Qureshi’s inability to distinguish an actor from his character is as absurd as a person refusing to attend Heath Ledger’s funeral for his role in blowing up a hospital and nearly killing Batman.

On numerous instances, we find Qureshi standing on the verge of making a reasonable counterargument, but never quite gets there as he invariably ends each point with hollow chest-thumping and bald-faced muscle-flexing.

In fact, the sanest part of the video, is the 100-second clip of Modi’s interview by Karan Thapar, being served as Qureshi’s argument-by-proxy. The remainder of the video is spent establishing Qureshi’s political ignorance and outright inability in making a point without resorting to insults.

Which brings me to the most embarrassing part of the video.

Faisal Qureshi puts his raging misogynism on exhibition for both our nations to marvel at, by using female words like “sahiba” and “bachi” to degrade Saif Ali Khan and delegitimise his stance.

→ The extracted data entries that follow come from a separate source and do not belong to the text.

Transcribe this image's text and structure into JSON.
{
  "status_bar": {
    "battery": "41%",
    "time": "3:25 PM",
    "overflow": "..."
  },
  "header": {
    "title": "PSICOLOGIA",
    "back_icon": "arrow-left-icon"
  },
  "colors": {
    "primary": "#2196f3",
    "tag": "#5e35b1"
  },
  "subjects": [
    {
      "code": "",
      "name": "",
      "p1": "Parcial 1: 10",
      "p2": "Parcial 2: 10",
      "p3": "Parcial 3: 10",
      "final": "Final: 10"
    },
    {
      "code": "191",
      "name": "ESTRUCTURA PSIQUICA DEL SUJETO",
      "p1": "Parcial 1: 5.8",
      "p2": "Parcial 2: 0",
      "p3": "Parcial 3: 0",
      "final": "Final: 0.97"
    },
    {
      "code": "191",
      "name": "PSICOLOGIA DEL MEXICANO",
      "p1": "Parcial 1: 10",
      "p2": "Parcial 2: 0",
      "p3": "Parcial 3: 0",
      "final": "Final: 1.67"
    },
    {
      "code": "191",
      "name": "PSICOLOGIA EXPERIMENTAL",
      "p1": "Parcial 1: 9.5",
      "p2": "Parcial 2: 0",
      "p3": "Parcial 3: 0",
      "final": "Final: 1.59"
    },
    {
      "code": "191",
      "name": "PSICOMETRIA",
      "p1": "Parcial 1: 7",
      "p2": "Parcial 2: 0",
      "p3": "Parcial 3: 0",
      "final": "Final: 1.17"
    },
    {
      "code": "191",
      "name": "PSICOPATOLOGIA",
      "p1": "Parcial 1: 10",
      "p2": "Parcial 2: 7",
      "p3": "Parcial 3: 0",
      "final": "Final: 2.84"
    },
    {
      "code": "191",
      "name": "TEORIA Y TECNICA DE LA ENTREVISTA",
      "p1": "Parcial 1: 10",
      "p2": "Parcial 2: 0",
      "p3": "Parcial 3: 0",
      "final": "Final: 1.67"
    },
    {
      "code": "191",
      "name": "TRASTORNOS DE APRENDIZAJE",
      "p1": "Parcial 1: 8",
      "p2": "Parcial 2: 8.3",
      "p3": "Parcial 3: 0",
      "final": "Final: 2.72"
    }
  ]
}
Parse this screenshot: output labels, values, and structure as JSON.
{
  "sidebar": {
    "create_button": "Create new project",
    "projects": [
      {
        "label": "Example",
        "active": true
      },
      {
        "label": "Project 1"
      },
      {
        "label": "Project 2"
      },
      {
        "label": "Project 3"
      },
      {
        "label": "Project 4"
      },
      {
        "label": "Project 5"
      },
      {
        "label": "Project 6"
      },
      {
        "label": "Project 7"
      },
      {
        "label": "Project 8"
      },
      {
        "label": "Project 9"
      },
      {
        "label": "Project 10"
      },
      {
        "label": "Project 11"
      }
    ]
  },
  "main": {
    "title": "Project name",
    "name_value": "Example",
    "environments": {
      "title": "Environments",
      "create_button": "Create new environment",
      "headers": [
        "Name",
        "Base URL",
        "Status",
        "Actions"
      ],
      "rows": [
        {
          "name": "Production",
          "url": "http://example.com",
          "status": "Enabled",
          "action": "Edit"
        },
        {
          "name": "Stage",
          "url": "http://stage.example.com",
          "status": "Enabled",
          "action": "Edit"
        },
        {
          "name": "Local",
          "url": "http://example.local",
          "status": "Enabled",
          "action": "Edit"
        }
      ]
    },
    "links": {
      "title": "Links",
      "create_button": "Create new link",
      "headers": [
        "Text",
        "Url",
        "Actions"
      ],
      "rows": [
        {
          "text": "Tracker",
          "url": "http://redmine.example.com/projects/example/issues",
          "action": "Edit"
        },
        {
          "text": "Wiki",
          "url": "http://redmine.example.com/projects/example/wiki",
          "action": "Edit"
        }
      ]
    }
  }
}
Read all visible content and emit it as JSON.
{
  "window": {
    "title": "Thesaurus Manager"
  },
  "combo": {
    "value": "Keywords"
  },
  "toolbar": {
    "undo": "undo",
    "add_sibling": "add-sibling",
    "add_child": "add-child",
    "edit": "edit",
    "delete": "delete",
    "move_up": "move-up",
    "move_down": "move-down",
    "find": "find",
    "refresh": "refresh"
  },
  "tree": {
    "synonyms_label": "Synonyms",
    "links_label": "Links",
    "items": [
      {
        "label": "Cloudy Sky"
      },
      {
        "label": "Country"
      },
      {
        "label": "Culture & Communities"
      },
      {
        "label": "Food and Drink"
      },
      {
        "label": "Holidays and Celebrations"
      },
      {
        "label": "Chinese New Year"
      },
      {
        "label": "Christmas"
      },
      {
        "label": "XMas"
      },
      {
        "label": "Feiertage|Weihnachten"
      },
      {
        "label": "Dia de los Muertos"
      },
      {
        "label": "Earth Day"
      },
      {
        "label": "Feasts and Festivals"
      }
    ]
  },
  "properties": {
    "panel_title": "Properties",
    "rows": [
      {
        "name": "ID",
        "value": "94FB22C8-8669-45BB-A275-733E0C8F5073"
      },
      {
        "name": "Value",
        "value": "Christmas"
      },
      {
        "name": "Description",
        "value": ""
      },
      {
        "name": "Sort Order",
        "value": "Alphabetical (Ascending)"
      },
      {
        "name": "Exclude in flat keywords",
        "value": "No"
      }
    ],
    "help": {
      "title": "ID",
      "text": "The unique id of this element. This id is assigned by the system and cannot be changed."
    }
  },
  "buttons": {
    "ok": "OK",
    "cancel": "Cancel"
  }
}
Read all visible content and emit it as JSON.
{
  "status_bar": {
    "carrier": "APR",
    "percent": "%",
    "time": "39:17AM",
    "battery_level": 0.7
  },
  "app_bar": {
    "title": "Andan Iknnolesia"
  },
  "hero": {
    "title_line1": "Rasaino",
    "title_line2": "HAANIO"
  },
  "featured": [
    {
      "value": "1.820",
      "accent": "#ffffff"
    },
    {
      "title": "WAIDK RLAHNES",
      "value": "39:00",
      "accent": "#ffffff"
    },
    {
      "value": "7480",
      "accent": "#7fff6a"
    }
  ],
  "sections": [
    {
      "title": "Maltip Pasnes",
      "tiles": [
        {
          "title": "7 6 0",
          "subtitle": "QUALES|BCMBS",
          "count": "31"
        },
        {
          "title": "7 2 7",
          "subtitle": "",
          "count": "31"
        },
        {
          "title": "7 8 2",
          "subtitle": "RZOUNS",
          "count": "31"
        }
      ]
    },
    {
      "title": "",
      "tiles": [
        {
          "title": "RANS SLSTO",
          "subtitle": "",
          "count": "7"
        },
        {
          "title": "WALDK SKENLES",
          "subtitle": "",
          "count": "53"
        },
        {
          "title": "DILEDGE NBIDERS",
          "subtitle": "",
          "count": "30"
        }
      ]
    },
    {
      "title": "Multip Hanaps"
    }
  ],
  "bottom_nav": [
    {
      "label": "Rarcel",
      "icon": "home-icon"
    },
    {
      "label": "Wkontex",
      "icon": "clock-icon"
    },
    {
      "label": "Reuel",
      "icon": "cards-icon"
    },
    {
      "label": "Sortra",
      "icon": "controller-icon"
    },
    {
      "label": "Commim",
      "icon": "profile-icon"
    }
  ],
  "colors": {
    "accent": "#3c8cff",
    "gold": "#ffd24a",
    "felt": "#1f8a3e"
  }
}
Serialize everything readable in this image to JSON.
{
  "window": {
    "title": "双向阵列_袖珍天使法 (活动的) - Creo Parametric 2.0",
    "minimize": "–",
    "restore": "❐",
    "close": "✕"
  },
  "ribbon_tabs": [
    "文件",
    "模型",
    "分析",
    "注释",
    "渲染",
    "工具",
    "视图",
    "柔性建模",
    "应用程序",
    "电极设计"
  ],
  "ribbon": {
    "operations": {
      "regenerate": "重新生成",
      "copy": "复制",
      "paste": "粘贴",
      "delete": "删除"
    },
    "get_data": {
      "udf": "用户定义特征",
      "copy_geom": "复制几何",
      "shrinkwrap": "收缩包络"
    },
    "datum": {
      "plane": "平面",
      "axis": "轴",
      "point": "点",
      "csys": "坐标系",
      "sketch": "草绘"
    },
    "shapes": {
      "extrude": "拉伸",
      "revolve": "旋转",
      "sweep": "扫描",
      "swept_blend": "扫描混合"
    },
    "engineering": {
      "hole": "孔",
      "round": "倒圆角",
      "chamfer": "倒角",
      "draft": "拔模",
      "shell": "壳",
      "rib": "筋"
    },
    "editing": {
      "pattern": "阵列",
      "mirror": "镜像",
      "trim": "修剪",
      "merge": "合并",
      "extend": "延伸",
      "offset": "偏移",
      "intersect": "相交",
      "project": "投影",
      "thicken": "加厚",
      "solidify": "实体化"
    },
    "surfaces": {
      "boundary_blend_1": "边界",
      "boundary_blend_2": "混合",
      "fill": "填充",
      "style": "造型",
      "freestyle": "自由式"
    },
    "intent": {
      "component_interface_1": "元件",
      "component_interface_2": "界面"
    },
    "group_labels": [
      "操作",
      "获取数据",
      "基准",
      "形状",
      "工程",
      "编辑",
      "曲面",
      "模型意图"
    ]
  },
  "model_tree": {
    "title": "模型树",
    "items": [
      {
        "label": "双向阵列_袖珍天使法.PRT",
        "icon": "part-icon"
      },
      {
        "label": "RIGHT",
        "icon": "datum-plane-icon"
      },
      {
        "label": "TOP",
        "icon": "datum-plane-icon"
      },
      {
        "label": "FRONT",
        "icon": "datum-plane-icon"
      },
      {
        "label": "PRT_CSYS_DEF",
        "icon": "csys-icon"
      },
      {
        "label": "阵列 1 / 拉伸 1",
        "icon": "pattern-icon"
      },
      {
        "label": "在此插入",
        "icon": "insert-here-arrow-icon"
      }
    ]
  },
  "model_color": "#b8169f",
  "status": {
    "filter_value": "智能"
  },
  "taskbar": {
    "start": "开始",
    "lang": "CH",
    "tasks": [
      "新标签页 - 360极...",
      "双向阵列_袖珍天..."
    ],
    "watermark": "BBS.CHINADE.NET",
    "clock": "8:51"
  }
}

Portraying Indo-Pak conflict as a territorial dispute among siblings, he purposely jibes India as the ‘behen’ in the relationship. He ends his video with a scene from one of Saif’s movies where he dances in drag to ‘Sheila ki Jawani’, implying that Saif is too feminine to be taken seriously.

Given the degree of overlap between jingoists and misogynists, as both represent people unable to process the humanity of ‘outgroups’, it is likely that both these kinds of Pakistanis howled “Yeh cheez!” before hitting the ‘like’ button on this 12-minute travesty.

All others stood in awe of the depths we’ve fallen to, knowing that this video would be eviscerated by Indians on social media as effortlessly as Pakistanis spoofed the over-exuberant Indian anchor who recently found “proof” of Dawood Ibrahim living in Karachi.

I would not be commenting on videos such as these if they were merely distasteful. We have a responsibility to be able to distinguish patriotism from blind nationalism, and messages such as these being aired from both sides of the border, do nothing but maintain our fondness for mutually destructive warfare.